Como de costumbre, antes de ponerme a escribir, decidí airear los ojos en la Casa del Llibre de Passeig de Gràcia. Días antes (como el niño que trajina en la mente los territorios que surcará, a caballo del unicornio) me había enamorado de la correspondencia completa de Julio Cortázar y, no sé, pensé que era un buen momento para adquirirla. Para mi sorpresa, la chica que me atendió en la librería no tenía noticias de ella y, a la luz del comentario que me hizo, tampoco muchas de don Julio. Así que intercambié unas palabras, un agradecimiento banal y a paso lento, busqué la puerta de la calle.

No sé si alguna vez han salido de una librería sin haber encontrado el libro que anhelaban comprar pero, ¡ay de mí!, la sensación de vacío, como la crítica en el verso nerudiano, deja en la razón (y en el alma) su quemadura. El caso es que alcancé la calle, barriendo lentamente los estantes, percibiendo cómo, entre otras gangrenas visibles, la lepra mercantil había mermado, hasta la caricatura, la sección de poesía.

Triste, olvidé la casa (ahora con minúscula) del libro y buscando un desahogo, me acerqué a La Central de la calle Mallorca sabiendo, claro, que esa librería no me iba a abandonar. Y no me abandonó. Allí estaba, respetuosa y tímida, con sus suelos de madera y sus paredes a rebosar. Cogí, uno a uno, los tres tomos de Cortázar, los arrimé al mostrador, subí en ascensor a la planta alta, repasé las novedades filosóficas y con el último ensayo del físico sevillano Manuel Lozano Leyva, bajé de nuevo dispuesto a pagar.

Como de costumbre, la chica de la caja embolsó mis libros, me sacó la tarjeta, marcó los números, me ayudó a pagar. Como de costumbre. Como de costumbre, no. Al terminar la operación, mirando con disimulo hacia atrás, me dijo que había sido un gusto el haberme conocido. ¿Cómo? pregunté. Sí, un gusto. El jueves, rescindo el contrato con esta empresa y no volveré a verte.

No sé qué tartamudeé. Seguramente, lo de siempre. Espero que te vaya bien. Que se seas feliz. Yo no lo soy. Ese sábado, de un plumazo, perdí una librería y una amiga desconocida.

Se ha dicho muchas veces. Uno no sabe lo que tiene hasta que lo ha perdido. Y yo he perdido su risa. La oportunidad de agradecerle las veces que ha mirado al lector y no al tipo risible y trémulo que lo precede. Las veces que ha escuchado mis versos y no al bobalicón tímido que los escribió.
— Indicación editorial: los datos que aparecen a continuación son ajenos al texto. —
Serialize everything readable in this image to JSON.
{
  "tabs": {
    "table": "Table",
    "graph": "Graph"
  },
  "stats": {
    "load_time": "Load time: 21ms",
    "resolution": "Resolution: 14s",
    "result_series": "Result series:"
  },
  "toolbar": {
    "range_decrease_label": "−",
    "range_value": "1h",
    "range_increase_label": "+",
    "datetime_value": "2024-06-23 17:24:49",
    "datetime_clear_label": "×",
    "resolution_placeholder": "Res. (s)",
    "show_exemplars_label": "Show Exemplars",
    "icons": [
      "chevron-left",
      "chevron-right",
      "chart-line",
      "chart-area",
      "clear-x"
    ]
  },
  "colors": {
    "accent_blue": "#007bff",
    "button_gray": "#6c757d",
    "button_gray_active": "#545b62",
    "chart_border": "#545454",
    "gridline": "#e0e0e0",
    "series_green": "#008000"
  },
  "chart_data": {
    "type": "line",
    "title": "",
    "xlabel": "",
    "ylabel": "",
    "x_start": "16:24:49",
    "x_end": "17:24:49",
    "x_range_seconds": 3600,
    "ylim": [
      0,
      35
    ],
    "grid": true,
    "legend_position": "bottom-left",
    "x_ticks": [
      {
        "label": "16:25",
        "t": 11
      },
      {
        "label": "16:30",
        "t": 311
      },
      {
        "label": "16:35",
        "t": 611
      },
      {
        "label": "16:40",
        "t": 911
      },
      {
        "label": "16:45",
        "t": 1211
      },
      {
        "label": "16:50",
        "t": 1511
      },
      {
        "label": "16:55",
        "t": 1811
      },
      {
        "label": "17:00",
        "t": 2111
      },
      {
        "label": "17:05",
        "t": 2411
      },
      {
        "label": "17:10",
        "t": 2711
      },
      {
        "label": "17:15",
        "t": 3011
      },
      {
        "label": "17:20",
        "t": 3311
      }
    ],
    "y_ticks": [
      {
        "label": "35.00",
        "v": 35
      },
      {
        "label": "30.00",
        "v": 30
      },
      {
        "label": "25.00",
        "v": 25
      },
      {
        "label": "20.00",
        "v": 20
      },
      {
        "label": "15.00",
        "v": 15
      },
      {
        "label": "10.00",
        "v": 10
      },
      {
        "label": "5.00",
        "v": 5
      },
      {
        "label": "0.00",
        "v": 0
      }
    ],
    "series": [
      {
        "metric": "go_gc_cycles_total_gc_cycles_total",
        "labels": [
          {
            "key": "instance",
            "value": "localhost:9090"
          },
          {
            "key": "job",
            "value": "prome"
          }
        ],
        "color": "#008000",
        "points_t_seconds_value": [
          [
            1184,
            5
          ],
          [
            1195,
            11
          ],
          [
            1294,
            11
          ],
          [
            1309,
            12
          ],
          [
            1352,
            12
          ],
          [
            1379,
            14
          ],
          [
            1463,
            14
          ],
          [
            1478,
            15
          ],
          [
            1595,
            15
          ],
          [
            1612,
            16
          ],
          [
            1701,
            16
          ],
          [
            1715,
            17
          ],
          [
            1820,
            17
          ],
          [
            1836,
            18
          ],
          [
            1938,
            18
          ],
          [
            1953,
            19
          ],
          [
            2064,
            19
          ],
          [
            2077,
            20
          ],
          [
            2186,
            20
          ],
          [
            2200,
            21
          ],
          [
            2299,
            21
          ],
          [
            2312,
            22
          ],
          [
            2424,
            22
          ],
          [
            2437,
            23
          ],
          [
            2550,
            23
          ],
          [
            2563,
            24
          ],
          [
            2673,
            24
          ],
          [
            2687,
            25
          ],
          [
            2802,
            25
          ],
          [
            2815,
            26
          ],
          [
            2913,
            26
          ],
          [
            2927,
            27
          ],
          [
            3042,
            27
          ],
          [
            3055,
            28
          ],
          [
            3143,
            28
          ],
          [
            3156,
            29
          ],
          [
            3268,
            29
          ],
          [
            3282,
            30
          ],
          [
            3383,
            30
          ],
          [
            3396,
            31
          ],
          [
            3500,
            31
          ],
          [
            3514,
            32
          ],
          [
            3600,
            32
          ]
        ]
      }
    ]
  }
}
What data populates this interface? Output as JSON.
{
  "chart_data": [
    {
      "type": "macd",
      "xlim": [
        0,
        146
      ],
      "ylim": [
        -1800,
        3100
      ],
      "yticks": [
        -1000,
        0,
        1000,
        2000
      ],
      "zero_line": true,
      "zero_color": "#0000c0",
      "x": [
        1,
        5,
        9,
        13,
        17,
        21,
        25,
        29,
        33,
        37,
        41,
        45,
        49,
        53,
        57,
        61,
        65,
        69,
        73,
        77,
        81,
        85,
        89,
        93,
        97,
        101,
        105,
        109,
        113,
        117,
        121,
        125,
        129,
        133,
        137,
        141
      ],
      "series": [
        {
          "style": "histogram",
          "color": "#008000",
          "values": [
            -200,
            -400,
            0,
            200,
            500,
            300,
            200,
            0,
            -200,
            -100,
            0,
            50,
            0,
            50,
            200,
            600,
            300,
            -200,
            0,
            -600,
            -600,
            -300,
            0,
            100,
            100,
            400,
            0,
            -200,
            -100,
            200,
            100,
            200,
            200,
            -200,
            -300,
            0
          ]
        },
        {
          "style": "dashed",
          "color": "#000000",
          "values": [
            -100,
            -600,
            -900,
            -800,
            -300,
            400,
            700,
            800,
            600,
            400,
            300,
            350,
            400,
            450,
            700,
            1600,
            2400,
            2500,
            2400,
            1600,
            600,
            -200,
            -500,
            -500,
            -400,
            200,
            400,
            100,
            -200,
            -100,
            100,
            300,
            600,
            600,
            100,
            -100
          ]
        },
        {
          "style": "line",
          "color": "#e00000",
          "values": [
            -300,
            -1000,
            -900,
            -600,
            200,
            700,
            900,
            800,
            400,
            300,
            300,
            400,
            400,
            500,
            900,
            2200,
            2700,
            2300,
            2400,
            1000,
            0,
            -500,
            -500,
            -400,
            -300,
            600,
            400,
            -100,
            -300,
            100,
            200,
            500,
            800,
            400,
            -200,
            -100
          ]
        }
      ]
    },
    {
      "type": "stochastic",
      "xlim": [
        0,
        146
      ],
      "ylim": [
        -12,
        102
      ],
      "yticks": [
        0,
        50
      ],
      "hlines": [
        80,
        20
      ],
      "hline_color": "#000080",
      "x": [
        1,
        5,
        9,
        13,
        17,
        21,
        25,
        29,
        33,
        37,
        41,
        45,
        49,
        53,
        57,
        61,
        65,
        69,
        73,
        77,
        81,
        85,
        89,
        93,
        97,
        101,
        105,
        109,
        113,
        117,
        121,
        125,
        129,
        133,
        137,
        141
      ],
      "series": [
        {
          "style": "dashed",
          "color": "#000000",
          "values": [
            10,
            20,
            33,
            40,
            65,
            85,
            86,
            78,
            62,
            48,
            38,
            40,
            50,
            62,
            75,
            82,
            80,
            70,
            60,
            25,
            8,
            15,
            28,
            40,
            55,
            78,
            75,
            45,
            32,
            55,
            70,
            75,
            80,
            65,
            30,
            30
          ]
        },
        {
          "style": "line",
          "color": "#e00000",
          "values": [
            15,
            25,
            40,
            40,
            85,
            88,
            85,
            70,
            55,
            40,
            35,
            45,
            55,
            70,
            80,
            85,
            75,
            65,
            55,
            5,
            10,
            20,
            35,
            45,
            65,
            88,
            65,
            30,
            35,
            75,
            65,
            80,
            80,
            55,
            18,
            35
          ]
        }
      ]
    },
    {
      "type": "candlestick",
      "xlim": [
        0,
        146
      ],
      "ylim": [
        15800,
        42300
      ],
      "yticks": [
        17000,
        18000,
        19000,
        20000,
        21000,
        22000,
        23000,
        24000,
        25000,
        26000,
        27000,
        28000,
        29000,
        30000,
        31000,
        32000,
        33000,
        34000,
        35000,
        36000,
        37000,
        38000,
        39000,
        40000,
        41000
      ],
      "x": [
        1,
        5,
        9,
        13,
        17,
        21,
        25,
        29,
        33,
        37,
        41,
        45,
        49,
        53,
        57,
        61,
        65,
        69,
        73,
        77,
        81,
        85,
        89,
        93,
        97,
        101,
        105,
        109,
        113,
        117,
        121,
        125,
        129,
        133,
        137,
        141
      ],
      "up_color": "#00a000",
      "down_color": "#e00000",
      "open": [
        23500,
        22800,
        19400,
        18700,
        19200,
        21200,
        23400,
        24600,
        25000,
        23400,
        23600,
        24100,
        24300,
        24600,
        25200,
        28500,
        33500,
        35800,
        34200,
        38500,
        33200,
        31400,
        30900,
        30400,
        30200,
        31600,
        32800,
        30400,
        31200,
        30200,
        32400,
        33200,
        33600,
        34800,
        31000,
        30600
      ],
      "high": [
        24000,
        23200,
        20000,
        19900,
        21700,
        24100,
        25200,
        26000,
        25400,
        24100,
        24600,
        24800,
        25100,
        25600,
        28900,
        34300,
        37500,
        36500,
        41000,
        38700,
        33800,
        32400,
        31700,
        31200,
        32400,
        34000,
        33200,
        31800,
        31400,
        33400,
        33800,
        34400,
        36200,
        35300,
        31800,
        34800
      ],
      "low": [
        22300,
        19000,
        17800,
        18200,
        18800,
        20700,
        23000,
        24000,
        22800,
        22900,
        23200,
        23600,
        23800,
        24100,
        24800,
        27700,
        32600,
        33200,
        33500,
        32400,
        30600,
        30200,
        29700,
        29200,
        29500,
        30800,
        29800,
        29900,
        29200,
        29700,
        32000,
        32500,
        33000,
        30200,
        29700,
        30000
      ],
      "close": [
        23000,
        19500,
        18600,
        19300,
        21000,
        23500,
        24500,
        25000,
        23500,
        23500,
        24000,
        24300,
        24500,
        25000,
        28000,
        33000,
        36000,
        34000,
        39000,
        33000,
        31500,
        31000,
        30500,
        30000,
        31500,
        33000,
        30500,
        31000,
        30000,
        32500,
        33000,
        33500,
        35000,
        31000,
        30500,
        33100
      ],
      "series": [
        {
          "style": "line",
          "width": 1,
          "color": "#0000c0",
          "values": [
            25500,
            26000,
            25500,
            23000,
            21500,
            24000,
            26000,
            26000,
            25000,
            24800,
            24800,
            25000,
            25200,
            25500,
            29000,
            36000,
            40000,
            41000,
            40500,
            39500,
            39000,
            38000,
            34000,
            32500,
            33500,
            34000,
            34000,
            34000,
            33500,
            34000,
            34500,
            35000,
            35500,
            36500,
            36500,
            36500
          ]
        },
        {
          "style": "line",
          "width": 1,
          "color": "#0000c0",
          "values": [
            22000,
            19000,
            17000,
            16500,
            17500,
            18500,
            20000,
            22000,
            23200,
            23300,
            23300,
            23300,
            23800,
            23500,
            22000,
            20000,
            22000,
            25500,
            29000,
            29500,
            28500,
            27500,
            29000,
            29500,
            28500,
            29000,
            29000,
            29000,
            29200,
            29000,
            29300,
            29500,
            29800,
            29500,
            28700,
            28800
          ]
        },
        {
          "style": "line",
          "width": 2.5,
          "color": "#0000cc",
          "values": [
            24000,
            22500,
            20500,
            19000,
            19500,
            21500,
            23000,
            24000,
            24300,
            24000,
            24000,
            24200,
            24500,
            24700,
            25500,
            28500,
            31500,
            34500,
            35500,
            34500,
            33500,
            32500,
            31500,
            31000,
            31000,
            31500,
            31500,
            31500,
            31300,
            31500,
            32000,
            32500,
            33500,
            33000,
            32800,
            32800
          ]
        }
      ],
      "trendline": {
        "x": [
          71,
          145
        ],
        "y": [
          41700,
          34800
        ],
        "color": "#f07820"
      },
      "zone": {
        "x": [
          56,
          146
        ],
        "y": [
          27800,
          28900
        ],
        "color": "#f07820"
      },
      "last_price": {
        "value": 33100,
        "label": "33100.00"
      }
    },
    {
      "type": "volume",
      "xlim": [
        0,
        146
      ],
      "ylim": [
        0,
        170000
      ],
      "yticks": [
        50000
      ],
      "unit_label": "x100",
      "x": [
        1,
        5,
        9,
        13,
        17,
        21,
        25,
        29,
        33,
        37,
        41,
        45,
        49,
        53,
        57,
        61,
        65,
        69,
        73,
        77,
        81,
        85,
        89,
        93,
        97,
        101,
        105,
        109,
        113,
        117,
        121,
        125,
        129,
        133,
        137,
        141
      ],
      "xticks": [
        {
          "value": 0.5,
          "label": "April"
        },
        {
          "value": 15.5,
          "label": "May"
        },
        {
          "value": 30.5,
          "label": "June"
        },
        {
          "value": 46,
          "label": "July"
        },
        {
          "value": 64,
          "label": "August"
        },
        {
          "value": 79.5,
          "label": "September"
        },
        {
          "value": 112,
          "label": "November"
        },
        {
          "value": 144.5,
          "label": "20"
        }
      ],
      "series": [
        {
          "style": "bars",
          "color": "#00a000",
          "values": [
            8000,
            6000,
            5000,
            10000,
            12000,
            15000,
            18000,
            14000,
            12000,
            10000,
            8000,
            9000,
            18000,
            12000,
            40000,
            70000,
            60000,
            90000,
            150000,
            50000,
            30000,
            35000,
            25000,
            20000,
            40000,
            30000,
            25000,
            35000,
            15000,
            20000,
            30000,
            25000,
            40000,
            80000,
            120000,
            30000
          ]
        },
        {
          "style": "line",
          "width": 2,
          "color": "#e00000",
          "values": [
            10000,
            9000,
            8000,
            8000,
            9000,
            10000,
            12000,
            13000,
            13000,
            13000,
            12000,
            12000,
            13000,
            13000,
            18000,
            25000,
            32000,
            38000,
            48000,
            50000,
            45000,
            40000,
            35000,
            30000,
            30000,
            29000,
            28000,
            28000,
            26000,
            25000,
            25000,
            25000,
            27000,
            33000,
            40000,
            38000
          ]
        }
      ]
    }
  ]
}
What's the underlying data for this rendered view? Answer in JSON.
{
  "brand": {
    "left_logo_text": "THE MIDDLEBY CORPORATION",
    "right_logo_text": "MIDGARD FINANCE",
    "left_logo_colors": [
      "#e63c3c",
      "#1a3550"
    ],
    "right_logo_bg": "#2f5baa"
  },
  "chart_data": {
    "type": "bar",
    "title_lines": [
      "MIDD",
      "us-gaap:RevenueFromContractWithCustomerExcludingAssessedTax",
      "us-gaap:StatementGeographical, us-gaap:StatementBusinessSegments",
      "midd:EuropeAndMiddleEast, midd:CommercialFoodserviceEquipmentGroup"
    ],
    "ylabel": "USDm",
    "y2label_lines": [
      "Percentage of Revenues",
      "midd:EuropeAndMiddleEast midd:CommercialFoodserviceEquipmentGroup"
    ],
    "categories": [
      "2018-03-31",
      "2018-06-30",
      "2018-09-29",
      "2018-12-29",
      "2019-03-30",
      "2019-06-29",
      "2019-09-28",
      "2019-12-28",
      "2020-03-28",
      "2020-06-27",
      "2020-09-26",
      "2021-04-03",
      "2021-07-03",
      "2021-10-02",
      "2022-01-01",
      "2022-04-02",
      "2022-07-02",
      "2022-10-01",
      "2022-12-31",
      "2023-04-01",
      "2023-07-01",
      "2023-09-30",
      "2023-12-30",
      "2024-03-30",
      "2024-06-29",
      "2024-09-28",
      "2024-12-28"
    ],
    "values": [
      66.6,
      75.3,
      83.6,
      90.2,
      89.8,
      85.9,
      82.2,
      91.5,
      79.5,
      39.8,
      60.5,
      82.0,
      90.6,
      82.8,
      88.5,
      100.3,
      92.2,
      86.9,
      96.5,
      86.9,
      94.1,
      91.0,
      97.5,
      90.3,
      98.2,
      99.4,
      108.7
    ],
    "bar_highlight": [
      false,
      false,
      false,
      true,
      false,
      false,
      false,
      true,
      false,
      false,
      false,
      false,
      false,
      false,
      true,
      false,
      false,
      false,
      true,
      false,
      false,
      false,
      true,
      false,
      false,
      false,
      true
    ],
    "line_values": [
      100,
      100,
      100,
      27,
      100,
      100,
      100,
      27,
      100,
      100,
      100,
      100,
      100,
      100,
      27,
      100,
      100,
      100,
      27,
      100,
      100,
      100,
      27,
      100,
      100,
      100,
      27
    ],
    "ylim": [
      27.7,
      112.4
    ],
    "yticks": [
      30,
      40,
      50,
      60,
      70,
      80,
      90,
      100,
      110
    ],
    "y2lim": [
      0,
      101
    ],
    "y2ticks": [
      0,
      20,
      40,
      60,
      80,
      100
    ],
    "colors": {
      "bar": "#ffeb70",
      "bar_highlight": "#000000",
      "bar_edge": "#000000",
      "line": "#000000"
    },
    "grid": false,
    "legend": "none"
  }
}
Hoy, leyendo el primero de los tres tomos cortacianos, pensé en ella; en lo que le afea, a una librería, la palabra «empresa». Con ese pensamiento, me he echado en brazos de Murakami. Y en sus calles estoy… De la mano de Toru Watanabe, voy buscando mi espacio en el mundo: la piel de Midori. En fin… lo de siempre. Perdonen la tristeza.